Monday, June 4, 2007

Turns Out, Those Geneva Conventions Ain't So "Quaint" After All, Are They, Alberto?

Insurgents Report The Remaining Two Captured GIs In Iraq Slain
(NBC, MSNBC and news services
Updated: 1 hour, 37 minutes ago)

CAIRO, Egypt - An al-Qaida umbrella group claimed in a new video Monday that its militants killed three U.S. soldiers after capturing them last month.

An Islamic militant Web site said earlier on Monday it would soon release video clips showing the capture of three American soldiers who disappeared following an ambush in Iraq in mid-May. The body of one soldier was later found, but the other two remain missing.

The video shows the kidnapping as well as footage from after the attack, according to the Washington-based SITE Institute, which said it had obtained the 10-minute, 41-second clip.

It is not too soon to consider life-time prison sentences for the scummy, sleazy, lying little shit-rag, Abu Gonzales, for his cavalier dismissal of the Geneva rules as "quaint & trivial."

Meanwhile, Agence France Presse (AFP) is reporting that the former commander of USer/Coalition forces in Iraq, Lt. Gen.
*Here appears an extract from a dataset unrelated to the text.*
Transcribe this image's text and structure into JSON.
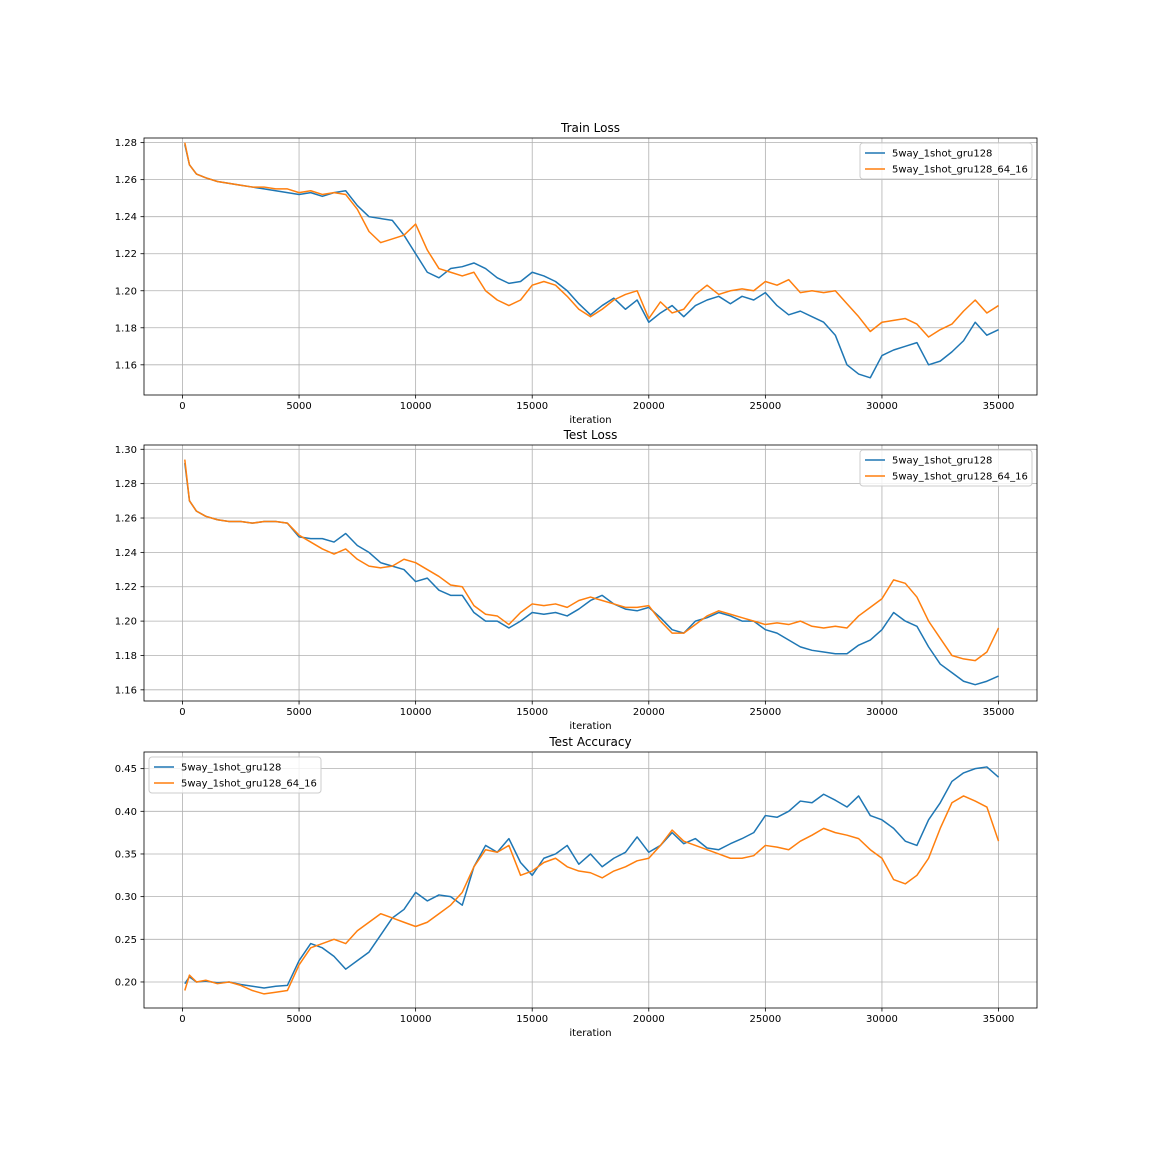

Richard Sanchez, says the USer/Coalition can "forget about winning" in Iraq.

"I think if we do the right things politically and economically with the right Iraqi leadership we could still salvage at least a stalemate, if you will -- not a stalemate but at least stave off defeat," retired Army Lieutenant General Ricardo Sanchez said in an interview.

Sanchez, in his first interview since he retired last year, is the highest-ranking former military leader yet to suggest the Bush administration has fallen short in Iraq.

"I am absolutely convinced that America has a crisis in leadership at this time," Sanchez told AFP after a recent speech in San Antonio, Texas.

"We've got to do whatever we can to help the next generation of leaders do better than we have done over the past five years, better than what this cohort of political and military leaders have done," adding that he was "referring to our national political leadership in its entirety" - not just President George W. Bush.

Sanchez called the situation in Iraq bleak, which he blamed on "the abysmal performance in the early stages and the transition of sovereignty."

He included himself among those who erred in Iraq's crucial first year after the toppling of the Iraqi dictator Saddam Hussein.

Sanchez took command in the summer of 2003 and oversaw the occupation force amid an insurgency that has sparked a low-grade civil war in Iraq.

He was in the middle of some of the most momentous events of the war, among them the dissolution of the Iraqi army and barring millions of Baath Party members from government jobs: two actions seen as triggering the rebellion among Sunni Muslims, who fell from power with Saddam.

Sanchez is also most closely identified with the Abu Ghraib scandal, which occurred on his watch.